STONOR SAUNDERS: Robert McKee is an internationally recognised expert on how narrative is structured. After a brief spell as a screenplay writer, he devised a three-day seminar on the art of storytelling that has been oversubscribed for decades. His findings have been distilled into his book, ‘Story’.

McKEE: You see you can’t stop the mind from trying to organise life, and it’s going to organise it in causal chains with a beginning, middle and end. And it can dip in and out of that, it can play with it, but you can’t stop the mind from trying to make sense out of life by casting it in some kind of a story.

STONOR SAUNDERS: The bit that concerns me a little bit is what do you do with the elements of life that are not plot-driven, that might even be anti-plot; that are just chaotic, messy, unbiddable and not accountable to any kind of dramatic formulae?

McKEE: Yes, well you see politicians have never dealt with the chaos of life. They’ve never dealt with it rhetorically or dramatically. The chaos of life is simply ignored because the attitude of all politicians is that there are problems that we are solving as we speak or that we have plans to solve, and so the messy bits of life just are not included in any discussions of politics.[emphasis added]

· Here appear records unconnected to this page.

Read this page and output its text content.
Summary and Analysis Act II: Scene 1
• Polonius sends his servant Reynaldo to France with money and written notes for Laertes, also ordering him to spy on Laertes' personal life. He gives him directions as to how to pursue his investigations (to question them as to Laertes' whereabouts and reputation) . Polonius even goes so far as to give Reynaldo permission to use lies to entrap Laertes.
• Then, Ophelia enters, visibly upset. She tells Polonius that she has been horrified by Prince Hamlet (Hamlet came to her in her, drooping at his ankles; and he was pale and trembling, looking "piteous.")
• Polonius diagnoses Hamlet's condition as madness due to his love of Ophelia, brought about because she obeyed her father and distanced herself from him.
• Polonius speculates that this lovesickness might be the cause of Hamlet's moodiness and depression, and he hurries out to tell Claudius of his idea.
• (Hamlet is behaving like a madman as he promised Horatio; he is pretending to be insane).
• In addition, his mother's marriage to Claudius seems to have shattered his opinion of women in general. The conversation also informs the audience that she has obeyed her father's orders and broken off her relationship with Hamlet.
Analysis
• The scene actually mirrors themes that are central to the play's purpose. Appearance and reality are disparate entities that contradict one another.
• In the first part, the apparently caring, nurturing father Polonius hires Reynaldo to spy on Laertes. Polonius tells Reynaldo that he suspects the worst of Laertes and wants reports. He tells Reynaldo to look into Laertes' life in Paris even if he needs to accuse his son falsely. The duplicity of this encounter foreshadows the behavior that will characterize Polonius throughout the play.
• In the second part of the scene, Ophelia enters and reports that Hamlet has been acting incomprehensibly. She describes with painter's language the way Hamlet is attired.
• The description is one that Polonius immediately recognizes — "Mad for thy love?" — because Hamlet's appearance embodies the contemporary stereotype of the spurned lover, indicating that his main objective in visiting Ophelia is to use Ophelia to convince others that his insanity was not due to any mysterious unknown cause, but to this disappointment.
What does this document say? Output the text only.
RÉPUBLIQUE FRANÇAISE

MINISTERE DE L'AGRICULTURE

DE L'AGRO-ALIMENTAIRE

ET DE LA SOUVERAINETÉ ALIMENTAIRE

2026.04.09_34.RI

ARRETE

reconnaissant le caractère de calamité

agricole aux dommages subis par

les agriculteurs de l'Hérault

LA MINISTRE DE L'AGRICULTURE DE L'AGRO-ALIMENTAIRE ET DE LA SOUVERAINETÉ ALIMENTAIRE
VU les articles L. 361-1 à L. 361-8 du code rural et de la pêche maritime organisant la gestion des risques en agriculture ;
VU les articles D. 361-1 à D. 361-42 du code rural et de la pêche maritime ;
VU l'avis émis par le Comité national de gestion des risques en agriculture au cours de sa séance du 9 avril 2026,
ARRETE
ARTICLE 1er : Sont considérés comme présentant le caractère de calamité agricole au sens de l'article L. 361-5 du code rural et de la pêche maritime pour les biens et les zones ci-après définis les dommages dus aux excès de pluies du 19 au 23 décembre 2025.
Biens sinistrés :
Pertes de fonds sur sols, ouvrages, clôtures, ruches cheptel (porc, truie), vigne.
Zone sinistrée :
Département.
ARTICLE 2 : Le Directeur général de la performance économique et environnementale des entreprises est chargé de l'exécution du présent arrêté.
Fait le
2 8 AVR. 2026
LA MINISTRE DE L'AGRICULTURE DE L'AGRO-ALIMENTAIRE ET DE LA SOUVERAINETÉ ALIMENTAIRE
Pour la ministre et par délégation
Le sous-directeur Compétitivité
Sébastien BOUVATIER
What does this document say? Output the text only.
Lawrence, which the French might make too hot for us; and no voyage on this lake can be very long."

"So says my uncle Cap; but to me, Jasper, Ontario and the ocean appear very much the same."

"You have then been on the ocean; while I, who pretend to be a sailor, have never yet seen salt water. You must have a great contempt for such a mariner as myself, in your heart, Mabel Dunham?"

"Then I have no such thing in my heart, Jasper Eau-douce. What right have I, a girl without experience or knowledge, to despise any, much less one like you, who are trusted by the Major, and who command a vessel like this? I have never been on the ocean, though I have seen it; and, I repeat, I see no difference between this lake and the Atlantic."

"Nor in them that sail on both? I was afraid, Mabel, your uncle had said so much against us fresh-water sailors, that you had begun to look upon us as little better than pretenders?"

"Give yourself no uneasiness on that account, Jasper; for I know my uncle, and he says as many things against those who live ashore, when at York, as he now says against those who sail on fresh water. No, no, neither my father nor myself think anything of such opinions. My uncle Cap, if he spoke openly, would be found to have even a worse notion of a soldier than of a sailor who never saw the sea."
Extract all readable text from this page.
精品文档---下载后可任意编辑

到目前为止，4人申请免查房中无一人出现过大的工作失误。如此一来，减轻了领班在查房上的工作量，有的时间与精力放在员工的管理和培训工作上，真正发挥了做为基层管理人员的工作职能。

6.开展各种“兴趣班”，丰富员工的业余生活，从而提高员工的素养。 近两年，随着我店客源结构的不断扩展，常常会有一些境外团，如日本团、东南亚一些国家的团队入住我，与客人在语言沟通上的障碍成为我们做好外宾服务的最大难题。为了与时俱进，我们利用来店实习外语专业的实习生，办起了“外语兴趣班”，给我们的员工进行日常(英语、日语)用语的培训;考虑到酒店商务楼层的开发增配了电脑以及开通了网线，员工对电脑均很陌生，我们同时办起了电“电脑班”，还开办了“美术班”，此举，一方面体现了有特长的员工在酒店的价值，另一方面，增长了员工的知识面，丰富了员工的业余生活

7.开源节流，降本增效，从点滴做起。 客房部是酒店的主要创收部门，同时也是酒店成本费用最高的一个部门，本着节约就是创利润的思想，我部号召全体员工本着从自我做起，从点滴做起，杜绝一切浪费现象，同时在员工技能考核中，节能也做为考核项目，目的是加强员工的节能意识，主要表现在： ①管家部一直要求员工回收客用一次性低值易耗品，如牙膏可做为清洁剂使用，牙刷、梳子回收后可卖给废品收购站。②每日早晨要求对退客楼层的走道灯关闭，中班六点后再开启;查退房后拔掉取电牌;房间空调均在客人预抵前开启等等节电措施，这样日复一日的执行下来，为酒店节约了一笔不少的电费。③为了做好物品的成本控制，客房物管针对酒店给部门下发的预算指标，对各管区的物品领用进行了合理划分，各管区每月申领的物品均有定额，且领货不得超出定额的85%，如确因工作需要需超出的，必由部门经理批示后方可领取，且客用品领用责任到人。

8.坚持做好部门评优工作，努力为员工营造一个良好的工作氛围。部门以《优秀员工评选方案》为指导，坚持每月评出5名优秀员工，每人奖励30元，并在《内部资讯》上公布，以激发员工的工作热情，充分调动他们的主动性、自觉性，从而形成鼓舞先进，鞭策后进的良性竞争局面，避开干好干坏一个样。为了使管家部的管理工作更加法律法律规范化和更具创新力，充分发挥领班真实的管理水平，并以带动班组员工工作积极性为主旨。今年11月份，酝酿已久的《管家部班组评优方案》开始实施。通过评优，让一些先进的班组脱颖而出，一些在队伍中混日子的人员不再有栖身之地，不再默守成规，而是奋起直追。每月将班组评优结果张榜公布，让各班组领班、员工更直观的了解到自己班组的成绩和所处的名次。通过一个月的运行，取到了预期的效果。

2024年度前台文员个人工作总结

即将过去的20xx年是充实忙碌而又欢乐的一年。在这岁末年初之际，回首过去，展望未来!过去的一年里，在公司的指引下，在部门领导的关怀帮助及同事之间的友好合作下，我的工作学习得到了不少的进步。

One of the key differences between Labour’s use of narrative thinking and that of Sinn Fein’s that for Labour it was very much a party comms issue, and the buck stayed very much with the party. Indeed, as Hodges notes:

…by and large the narrative held. That’s partially because we were exceptionally disciplined at deploying it and sticking to it. But mostly it’s because it was broadly true. Labour was changing, it was reaching out to the middle classes and at that time Tony Blair could indeed traverse the Thames unaided.

Sinn Fein’s use of the term is divergent from Hodges’ description in two respects:

  • One, it’s quite a technocratic term being asked to stand for something otherwise quite ineffable (or perhaps more accurately unutterable) in the public mindspace.
  • And two, it seems to come with an expectation that the public must in some way, that’s never quite been explained, must accept their story, albeit as part of a duopoly with ‘the other’ (aka the two narratives model).

So that according to Declan British Government strategy is “to derogate from the terms of binding agreements to suit an exclusively Conservative and unionist agenda”, what he seems to be saying is that the British need to attend to SF’s agenda rather than as Villiers put it…

the UK government might not have a vote, we do have a voice. And that voice is resoundingly for the United Kingdom with Northern Ireland playing a full and active role within it.

As Danny Finklestein described it in that same Analysis programme:

…far from being the empty creation of public relations experts, [narrative] is really about the doing and transforming characters through action and not simply telling.

Perhaps the sheer lack of forward momentum through political action is the real political problem here. We have stability through the DUP and SF partnership, but few collective actions by which we might judge both their intentions and effectiveness.

The more that we return words to their home, seeing them in terms of the ordinary language contexts that they work within, the easier it becomes to untie the knots in language and understand what is really being said.